I’ve been listening to How to Do Nothing, Resisting the Attention Economy, by Jenny Odell. Instead of paying attention to the latest click-bate headlines, likes, shares, and memes, Jenny Odell invites us to pay attention to the land, to birds, to our inner lives, and to cultivate practices that
reveal (that allow us to pay attention to) the blind spots we all have. The title of the book is misleading, in that Odell is not inviting us to actually do nothing. Rather, she is inviting us to embrace the discipline of really attending to what is in and around us.

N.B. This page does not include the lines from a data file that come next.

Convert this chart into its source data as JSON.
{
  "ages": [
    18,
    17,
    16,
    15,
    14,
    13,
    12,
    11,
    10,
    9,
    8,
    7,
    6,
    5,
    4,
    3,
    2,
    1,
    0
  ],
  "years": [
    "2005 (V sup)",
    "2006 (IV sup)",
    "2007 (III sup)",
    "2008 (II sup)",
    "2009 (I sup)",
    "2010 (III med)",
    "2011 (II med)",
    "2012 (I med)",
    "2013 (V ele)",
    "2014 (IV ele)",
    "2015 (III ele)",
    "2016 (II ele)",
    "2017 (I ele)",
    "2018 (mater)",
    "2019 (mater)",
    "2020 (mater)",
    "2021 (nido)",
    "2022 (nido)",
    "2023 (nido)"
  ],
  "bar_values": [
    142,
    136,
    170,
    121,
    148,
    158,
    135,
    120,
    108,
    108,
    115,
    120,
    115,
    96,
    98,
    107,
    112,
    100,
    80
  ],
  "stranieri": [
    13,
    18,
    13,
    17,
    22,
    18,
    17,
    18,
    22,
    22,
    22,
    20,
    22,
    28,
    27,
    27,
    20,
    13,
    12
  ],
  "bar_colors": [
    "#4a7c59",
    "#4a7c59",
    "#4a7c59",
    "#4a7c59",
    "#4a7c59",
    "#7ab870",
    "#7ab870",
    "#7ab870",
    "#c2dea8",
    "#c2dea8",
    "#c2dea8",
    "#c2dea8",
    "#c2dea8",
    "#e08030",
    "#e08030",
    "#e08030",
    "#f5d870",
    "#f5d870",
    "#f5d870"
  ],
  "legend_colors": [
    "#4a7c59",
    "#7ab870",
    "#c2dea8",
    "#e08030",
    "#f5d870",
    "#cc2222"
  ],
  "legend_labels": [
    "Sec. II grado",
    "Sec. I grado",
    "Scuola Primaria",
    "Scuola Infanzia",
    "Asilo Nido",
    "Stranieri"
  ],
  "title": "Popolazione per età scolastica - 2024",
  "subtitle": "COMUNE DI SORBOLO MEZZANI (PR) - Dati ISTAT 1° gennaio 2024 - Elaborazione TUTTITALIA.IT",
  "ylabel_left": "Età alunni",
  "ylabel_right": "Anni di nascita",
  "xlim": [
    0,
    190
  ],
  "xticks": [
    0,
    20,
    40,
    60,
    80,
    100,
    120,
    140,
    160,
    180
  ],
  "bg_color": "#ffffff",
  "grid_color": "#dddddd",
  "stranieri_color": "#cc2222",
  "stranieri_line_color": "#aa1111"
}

I’ve been listening to this book on my morning walks, and it’s helping me make sense of life right now. It’s less about seeing things – National Parks, historic sites, and beautiful trails. It’s more about being; being with my own discomfort, as we shift focus away from our careers, at least for the time being; it’s about being with our kids in new ways, working to minimize our reactivity to their triggering behavior while holding needed boundaries; it’s about being with Juliana in new ways, as we intentionally make time to connect, to play pickleball together, to parent together through the hard moments.
We knew all of this before we left, of course, but as we’ve been traveling, I find myself regretting all that we’re not doing and seeing, thinking “But this is a once in a lifetime trip! We should be seeing this/that/the other!” But when I spend time with our youngest – who is happy on any beach, stream, playground, or any outdoor space, really – I am reminded that this trip is not so much about seeing, as it is about being. It’s about attending to the place we are, with the things of that place. This is what Jesse and I have been telling each other: “Any place can be magical, when you pay attention. Every place has secrets, treasures, and delights to share.” Being in a place, seeing what’s actually there.
For us, this time on the road is more challenging than my ministry at a large church, or Juliana’s work passing ideas into laws. It’s challenging because in hard times- when the kids are fighting, things are breaking, the weather is bad and/or we don’t feel well, there is nowhere to turn. We mostly don’t have the internet to turn to, or busy jobs, or another room to go to. We just have to keep turning toward ‘it’- parenting, being a family, this life, being present in all its wonders and struggles – that is the challenge and joy.